1- I can buy new pciex sound card like ASUS Xonar AE PCI Express 7.1
2- I can buy usb sound card like Topping D10 or ASUS XONAR U7 MKII

I wonder if there will be a rise and improvement in voice.
 
Jan 2, 2021 at 7:44 AM Post #2 of 4
There is a topic about the alc942 here:
https://www.head-fi.org/threads/is-realtek-alc892-onboard-dac-or-fiio-olympus-e10k-better.818524/

I would not buy an expensive soundcard for such low price speakers.

What is the issue with voice exactly? Muffles voice is usually caused by bass heavy speakers. So try lowering the bass a bit. Or increase treble.

How is the noise floor of the alc892 in your situation? If you hear buzz or other noise then i would recommend a cheap dac like fiio taishan d03k and connect it with an optical cable.

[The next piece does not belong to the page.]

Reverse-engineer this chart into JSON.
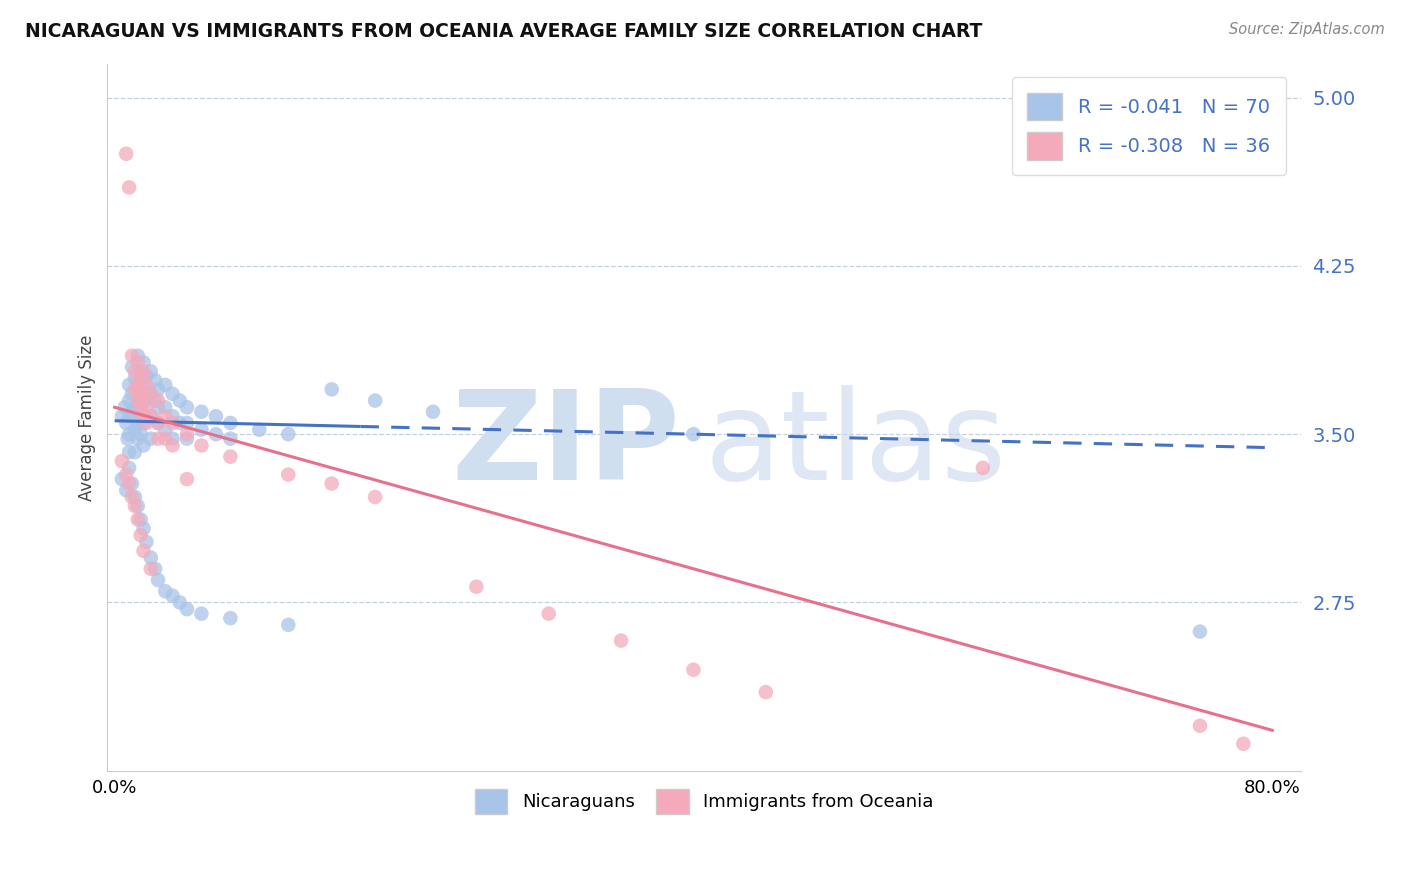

Just some general advice to improve soundquality:
Make sure the output sample rate of your soundcard is the same as you audio files. So usually 44.1khz.
Or use a high quality software resampler.
 
Jan 3, 2021 at 7:58 PM Post #3 of 4
Jan 13, 2021 at 3:52 PM Post #4 of 4
DAC gets my vote as well. If you want to stick with Creative they have several DAC's The SB1240 is the one that sounds best... if you can find one. It's like ten years old but believe it if you will, it sounds better than most sub-$300 DAC's provided you use proper third-party DSP, since the 1240 only has basic EQ in its drivers. I bought one when they were new and still keep it as a backup. Yep, it's from Creative, who would've guessed. It's all about the chip, I don't recall its name but reviewers would often comment stuff like "what is THAT chip doing in a Creative product" seemingly forgetting that company's decades of experience working with computer sound. It's not because someone makes consumer-grade products that it can't design devices beyond entry-level.